Burn This (16th Street Actors Studio) at fortyfivedownstairs

How often do you hear about a good girl being attracted to a bad boy?

So frequently, that it has all but become a truism.


And that is the case in Lanford Wilson’s (who won the 1980 Pulitzer Prize for Drama) Burn This, which opened off Broadway in 1987.

Photos by Chris Beck


Set in the summer of 1983 against the backdrop of lower Manhattan and the raging AIDS epidemic, it was Wilson’s attempt to create a psychic map of panic after experiencing a panic attack walking down a New York street.


Looking to understand what was going on around him, Wilson sat down to write and remembered a guy from New Jersey he had met seven years earlier who became his inspiration for one of the characters, Pale.


Robbie (who we don’t get to see) is a gay dancer who has just died in a tragic boating accident.

The incident blindsided his roommate and the choreographer with whom he worked closely, Anna (Jessica Clarke), who is heartbroken.


She is particularly upset that Robbie’s family didn’t know he was a dancer and denied that he was a homosexual.


Sexual identity is a common theme in Wilson’s work.

Robbie’s passing has also understandably upset Anna’s other roomie – confident, gay advertising executive Larry (Dushan Philips).
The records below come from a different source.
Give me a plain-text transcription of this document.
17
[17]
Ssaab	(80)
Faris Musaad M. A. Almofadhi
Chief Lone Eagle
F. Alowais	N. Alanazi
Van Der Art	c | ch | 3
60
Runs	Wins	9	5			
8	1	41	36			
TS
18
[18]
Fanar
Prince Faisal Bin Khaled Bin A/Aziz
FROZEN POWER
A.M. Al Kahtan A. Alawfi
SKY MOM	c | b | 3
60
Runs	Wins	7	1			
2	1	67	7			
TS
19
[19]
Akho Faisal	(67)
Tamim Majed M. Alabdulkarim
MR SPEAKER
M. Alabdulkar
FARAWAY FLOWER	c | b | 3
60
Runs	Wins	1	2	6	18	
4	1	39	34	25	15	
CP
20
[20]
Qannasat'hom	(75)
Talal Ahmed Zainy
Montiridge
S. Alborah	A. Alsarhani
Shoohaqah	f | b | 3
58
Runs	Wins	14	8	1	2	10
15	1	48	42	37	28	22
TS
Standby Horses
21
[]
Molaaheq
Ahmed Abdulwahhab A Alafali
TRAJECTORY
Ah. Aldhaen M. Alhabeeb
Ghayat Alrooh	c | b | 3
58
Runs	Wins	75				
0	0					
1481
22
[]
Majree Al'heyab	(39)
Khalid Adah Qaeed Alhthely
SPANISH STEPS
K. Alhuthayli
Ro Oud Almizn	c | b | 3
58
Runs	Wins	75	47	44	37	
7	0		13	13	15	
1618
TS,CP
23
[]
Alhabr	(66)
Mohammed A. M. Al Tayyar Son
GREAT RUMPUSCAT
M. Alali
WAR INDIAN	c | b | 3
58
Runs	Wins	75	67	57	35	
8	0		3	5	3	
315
Anna’s boyfriend, Burton (Jacob Collins Levy), a successful writer and a decent guy, has just returned home from one of his frequent trips to receive the solemn news and tries to console Anna.


Weeks later, into Anna and Larry’s home burst a wild, hysterical, hyperactive man, Pale (Mark Diaco), speaking at a rate of knots.


He turns out to be Robbie’s brother, a restaurant manager, who is high and volatile and equally distressed by his sibling’s untimely passing.

Anna is disconcerted by his arrival – to say the least – and yet there is a most unlikely connection.


Burn This navigates the tricky relationship between Anna and Pale.


It takes a while to get a fix on what is happening here – much of the first act, in fact.


A lot of words are spoken, especially those delivered by Diaco at such breakneck speed that it is difficult to take them all in.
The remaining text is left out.